Oleh : Ummu Hanif
(Pemerhati Sosial Dan Keluarga)
Asisten Deputi Moderasi Beragama Kementerian Koordinator Bidang Pembangunan Manusia dan Kebudayaan (Kemenko PMK) Thomas Ardian Siregar menjelaskan bahwa kalangan milenial memiliki peran penting sebagai agen moderasi beragama. Hal itu disampaikan Asdep Thomas Siregar saat bertindak sebagai narasumber dalam kegiatan Workshop Moderasi Beragama bagi Kalangan Millennial di Bandung, Jawa Barat pada Kamis (10/06). (www.kemenkopmk.go.id, 10/6/2021)
Thomas menjelaskan, moderasi dalam beragama dapat terlihat melalui 4 indikator diantaranya adanya komitmen kebangsaan yang kuat, sikap toleran terhadap sesama, memiliki prinsip menolak tindakan kekerasan baik secara fisik maupun verbal serta menghargai tradisi dan budaya lokal masyarakat Indonesia yang sangat beragam.
Asdep Thomas Siregar juga menerangkan tentang pentingnya moderasi beragama dalam kehidupan berbangsa dan bernegara di Indonesia, dimana terdapat beragam masyarakat dengan latar belakang agama, sosial dan budaya yang berbeda-beda.
Lebih jauh, Asdep Thomas Siregar menguraikan tentang beberapa langkah strategis yang perlu dilakukan guna menciptakan keberagaman yang inklusif. Langkah tersebut di antaranya dengan memasukan muatan moderasi beragama dalam kurikulum pendidikan, mengembangkan wawasan multikultural dan multireligius di kalangan masyarakat (pendekatan bottom-up), mengitensifkan dialog antaraumat beragama berbasis komunitas (community-based), dan melibatkan seluruh masyarakat untuk menyelenggarakan kegiatan sosial-ekonomi lintas budaya dan agama khususnya di kalangan generasi muda/millenial.
Dari penjelesan di atas, dengan kacamata moderat, sikap konsisten pada kebenaran dan semangat untuk menyebarkan ajaran Islam bisa dituduh intoleran. Sebagaimana yang terjadi akhir-akhir ini beberapa ajaran Islam marak digugat dan dituduh intoleran. Serangan terhadap ajaran Islam yang terus terjadi serta tuduhan ekstrem pada pengembannya bisa menjadi faktor yang akan melemahkan semangat dakwah serta semangat untuk membela agamanya.
Alih-alih menjadi pengemban dakwah yang andal dan istikamah, generasi muslim dewasa ini dicetak untuk menjadi duta Islam moderat, penjaga sistem demokrasi liberal dan ekonomi kapitalis, serta pendukung agenda barat (duta perdamaian, promotor program-program kapitalis). Berbagai gelar dan penghargaan tersebut sejatinya jebakan yang dipasang untuk menjauhkan generasi Muslim dari identitas hakiki sebagai khairu ummah.

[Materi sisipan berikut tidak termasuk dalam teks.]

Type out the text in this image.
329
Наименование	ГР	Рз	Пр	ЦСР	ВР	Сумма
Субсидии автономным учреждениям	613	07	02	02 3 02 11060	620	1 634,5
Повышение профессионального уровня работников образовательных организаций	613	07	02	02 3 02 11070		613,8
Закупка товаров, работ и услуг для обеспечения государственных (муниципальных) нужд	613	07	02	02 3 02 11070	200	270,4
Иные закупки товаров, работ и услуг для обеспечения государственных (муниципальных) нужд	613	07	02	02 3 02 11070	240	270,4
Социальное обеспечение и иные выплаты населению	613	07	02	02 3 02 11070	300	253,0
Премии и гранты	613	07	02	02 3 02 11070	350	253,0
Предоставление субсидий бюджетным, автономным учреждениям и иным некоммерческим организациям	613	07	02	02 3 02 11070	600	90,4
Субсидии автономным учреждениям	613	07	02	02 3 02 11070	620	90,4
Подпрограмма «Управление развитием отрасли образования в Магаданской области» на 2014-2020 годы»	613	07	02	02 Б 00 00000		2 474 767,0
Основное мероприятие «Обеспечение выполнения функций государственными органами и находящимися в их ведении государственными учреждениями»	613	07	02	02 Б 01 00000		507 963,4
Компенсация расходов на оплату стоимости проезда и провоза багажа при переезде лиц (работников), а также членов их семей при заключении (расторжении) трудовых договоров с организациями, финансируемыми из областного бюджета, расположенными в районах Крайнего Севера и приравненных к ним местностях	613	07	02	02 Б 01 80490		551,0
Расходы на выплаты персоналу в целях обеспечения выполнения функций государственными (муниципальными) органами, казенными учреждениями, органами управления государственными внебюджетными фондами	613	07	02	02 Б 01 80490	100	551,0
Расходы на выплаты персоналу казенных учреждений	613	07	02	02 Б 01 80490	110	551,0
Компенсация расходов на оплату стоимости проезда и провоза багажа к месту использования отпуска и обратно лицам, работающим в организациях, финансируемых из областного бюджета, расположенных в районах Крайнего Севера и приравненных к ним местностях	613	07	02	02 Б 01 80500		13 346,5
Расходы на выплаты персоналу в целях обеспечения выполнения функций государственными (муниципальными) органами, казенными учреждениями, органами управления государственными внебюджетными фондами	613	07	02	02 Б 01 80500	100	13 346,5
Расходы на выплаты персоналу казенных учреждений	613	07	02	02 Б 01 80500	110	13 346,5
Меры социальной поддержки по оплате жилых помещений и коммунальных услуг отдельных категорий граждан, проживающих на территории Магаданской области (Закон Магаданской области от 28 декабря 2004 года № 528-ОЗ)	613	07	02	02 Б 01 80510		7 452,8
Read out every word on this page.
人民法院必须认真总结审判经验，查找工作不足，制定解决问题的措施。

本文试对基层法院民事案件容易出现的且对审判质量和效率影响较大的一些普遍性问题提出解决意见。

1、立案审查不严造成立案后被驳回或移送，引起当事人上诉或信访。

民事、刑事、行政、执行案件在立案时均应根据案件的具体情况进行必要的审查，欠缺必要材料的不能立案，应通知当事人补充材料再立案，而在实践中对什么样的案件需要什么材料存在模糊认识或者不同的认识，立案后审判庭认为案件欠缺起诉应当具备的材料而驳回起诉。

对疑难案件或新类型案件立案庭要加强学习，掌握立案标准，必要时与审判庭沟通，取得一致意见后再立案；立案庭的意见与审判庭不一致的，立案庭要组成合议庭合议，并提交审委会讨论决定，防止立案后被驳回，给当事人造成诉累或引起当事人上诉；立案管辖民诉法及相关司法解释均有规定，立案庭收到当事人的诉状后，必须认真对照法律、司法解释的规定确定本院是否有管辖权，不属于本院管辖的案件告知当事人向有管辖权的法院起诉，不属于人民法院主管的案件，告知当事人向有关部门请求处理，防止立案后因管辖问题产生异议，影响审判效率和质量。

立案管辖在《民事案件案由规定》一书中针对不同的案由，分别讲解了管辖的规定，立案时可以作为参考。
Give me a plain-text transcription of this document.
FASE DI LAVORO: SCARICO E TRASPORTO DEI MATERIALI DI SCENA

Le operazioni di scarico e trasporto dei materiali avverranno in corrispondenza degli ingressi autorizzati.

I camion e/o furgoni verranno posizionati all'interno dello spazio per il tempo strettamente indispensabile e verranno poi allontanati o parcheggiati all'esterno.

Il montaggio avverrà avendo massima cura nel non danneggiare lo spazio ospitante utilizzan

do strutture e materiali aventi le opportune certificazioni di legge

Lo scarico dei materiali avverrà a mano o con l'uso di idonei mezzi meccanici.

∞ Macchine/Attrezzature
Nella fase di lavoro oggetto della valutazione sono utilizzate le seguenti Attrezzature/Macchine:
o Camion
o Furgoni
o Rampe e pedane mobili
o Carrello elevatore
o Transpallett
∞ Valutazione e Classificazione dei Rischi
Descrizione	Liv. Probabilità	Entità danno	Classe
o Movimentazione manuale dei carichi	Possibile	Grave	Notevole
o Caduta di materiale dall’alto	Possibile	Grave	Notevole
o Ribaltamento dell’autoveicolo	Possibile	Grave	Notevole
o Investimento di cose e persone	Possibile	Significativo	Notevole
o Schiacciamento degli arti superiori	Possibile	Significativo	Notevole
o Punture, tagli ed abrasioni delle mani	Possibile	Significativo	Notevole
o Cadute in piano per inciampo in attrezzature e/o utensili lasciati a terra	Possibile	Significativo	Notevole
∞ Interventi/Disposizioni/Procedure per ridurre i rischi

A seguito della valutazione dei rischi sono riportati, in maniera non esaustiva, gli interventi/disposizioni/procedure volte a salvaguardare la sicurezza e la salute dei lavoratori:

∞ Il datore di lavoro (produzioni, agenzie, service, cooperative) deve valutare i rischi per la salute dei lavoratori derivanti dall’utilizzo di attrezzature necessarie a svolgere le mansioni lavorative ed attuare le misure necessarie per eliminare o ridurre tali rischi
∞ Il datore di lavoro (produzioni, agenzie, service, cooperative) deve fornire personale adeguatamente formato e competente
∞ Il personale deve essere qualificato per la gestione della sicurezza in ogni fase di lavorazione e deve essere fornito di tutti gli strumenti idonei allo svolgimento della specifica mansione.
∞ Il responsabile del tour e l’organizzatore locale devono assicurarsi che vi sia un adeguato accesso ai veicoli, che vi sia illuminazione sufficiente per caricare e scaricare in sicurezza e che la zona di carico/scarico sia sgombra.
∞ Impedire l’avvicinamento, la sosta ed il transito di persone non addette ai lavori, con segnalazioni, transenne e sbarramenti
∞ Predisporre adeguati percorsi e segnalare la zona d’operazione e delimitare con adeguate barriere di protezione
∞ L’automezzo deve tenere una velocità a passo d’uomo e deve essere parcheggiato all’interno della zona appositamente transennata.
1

Kalau kita tengok sejarah peradaban Islam, mulai masa Rasulullah saw., para sahabat maupun pada masa para khalifah membuktikan bahwa generasi muda senantiasa berada di garda terdepan. Mereka sosok pemuda yang memiliki keimanan kukuh seperti Ali bin Abi Thalib, pemberani di medan pertempuran seperti Zubair bin Awwam, saudagar sukses seperti Abdurrahman bin Auf, penghafal Al-Qur’an dan mujtahid besar seperti Imam Syafi’i atau negarawan sejati yang berhasil menunjukkan kejayaan Islam di usia muda seperti Muhammad al Fatih. Mereka lahir dari rahim pemerintahan Islam yang membina dan mendidik mereka dengan ajaran Islam yang dicontohkan Rasulullah Saw..
Potensi pemuda muslim memang luar biasa. Namun, sekarang dengan moderasi Islam yang berkonspirasi bersama kapitalisme liberalisme, potensi tersebut dibajak dan dialihkan ke arah lain. Oleh karena itu, generasi muslim harus dijaga dan diselamatkan dari paparan paham moderasi agama yang akan membajak potensi mereka, melemahkan keimanannya, merusak ketaatan, serta memadamkan semangat dakwah. Mereka harus dipahamkan tentang hakikat moderasi Islam, bahwa proyek ini adalah agenda asing dan sarat akan bahaya. Wallahu a’lam bi ash showab.